Sunspots Are Fewest Since 1954, but Significance Is Unclear
The Sun has been strangely unblemished this year. On more than 200 days so far this year, no sunspots were spotted. That makes the Sun blanker this year than in any year since 1954, when it was spotless for 241 days.
The Sun goes through a regular 11-year cycle, and it is now emerging from the quietest part of the cycle, or solar minimum. But even for this phase it has been unusually quiet, with little roiling of the magnetic fields that induce sunspots.
“It’s starting with a murmur,” said David H. Hathaway, a solar physicist at NASA’s Marshall Space Flight Center in Huntsville, Ala.
As of Thursday, the 276th day of the year, the National Oceanic and Atmospheric Administration’s Space Weather Prediction Center in Boulder, Colo., had counted 205 days without a sunspot.
In another sign of solar quiescence, scientists reported last month that the solar wind, a rush of charged particles continually spewed from the Sun at a million miles an hour, had diminished to its lowest level in 50 years.
Scientists are not sure why this minimum has been especially minimal, and the episode is even playing into the global warming debate. Some wonder if this could be the start of an extended period of solar indolence that would more than offset the warming effect of human-made carbon dioxide emissions. From the middle of the 17th century to the early 18th, a period known as the Maunder Minimum, sunspots were extremely rare, and the reduced activity coincided with lower temperatures in what is known as the Little Ice Age.
Compared to the Maunder Minimum, the current pace of sunspots “makes it look like we’re having a feast, not a famine,” Dr. Hathaway said.
Scientists expect that sunspot activity will pick up in the coming months, but exactly what will happen next is open to debate. Dr. Hathaway had predicted two years ago, based on the Sun’s behavior near the end of the last cycle, that the maximum this time would be ferocious.
“I’m getting worried about that prediction now,” he said. “Normally, big cycles start early, and by doing that, they cut short the previous cycle. This one hasn’t done that.”
But many of the other competing predictions — more than 50 over all — pointed to a quieter-than-average cycle. “They do kind of go all over the map,” said Douglas Biesecker, a physicist at the Space Weather Prediction Center who led an international panel that reviewed predictions.
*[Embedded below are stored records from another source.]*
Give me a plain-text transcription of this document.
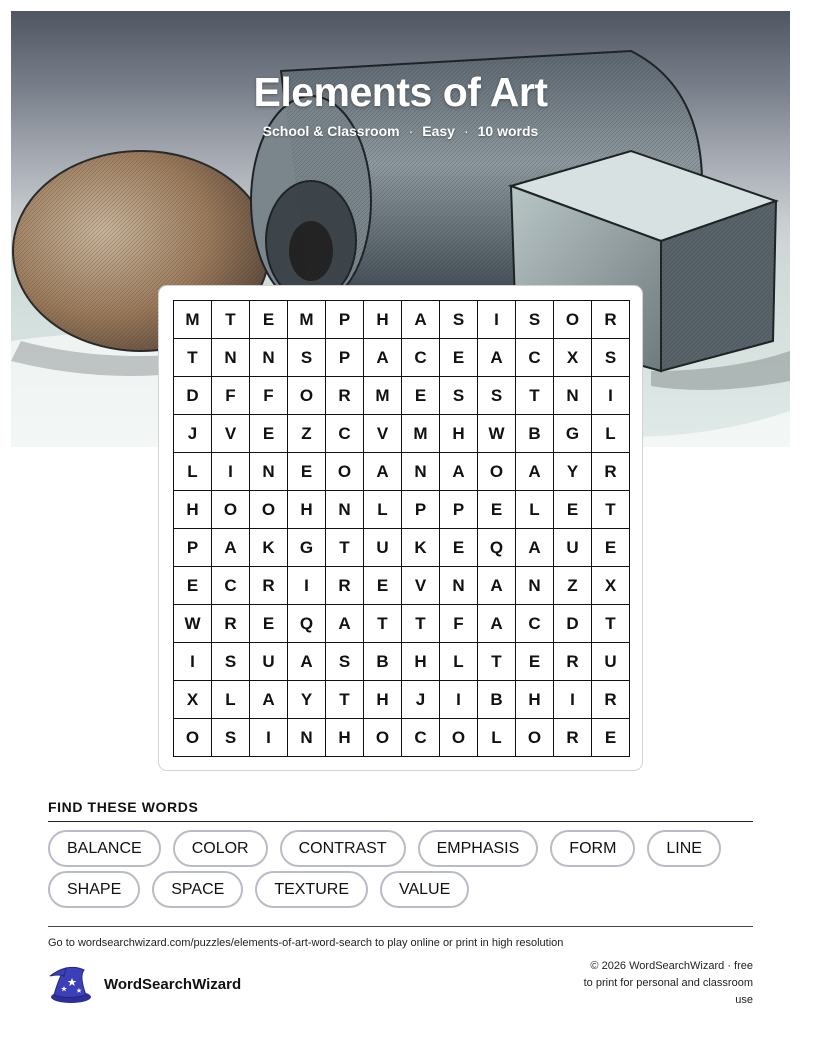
Elements of Art
School & Classroom · Easy · 10 words
M	T	E	M	P	H	A	S	I	S	O	R
T	N	N	S	P	A	C	E	A	C	X	S
D	F	F	O	R	M	E	S	S	T	N	I
J	V	E	Z	C	V	M	H	W	B	G	L
L	I	N	E	O	A	N	A	O	A	Y	R
H	O	O	H	N	L	P	P	E	L	E	T
P	A	K	G	T	U	K	E	Q	A	U	E
E	C	R	I	R	E	V	N	A	N	Z	X
W	R	E	Q	A	T	T	F	A	C	D	T
I	S	U	A	S	B	H	L	T	E	R	U
X	L	A	Y	T	H	J	I	B	H	I	R
O	S	I	N	H	O	C	O	L	O	R	E
FIND THESE WORDS
BALANCE	COLOR	CONTRAST	EMPHASIS	FORM	LINE
SHAPE	SPACE	TEXTURE	VALUE
Go to wordsearchwizard.com/puzzles/elements-of-art-word-search to play online or print in high resolution
WordSearchWizard
© 2026 WordSearchWizard · free to print for personal and classroom use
The solar wind is another piece of the puzzle. David J. McComas of the Southwest Research Institute in San Antonio and one of the researchers who analyzed data from the Ulysses Sun-watching spacecraft, said that the strength of the solar wind seemed to be in a long-term decline. The pressure exerted by the solar wind particles during the current minimum is about a quarter weaker than during the last solar minimum, Dr. McComas said.
Dr. McComas said scientists were still trying to figure out how all the data fits together.
“There are a number of researchers who predict the next solar cycle,” he said. “There are also a number of investment counselors who predict the future of the stock market.”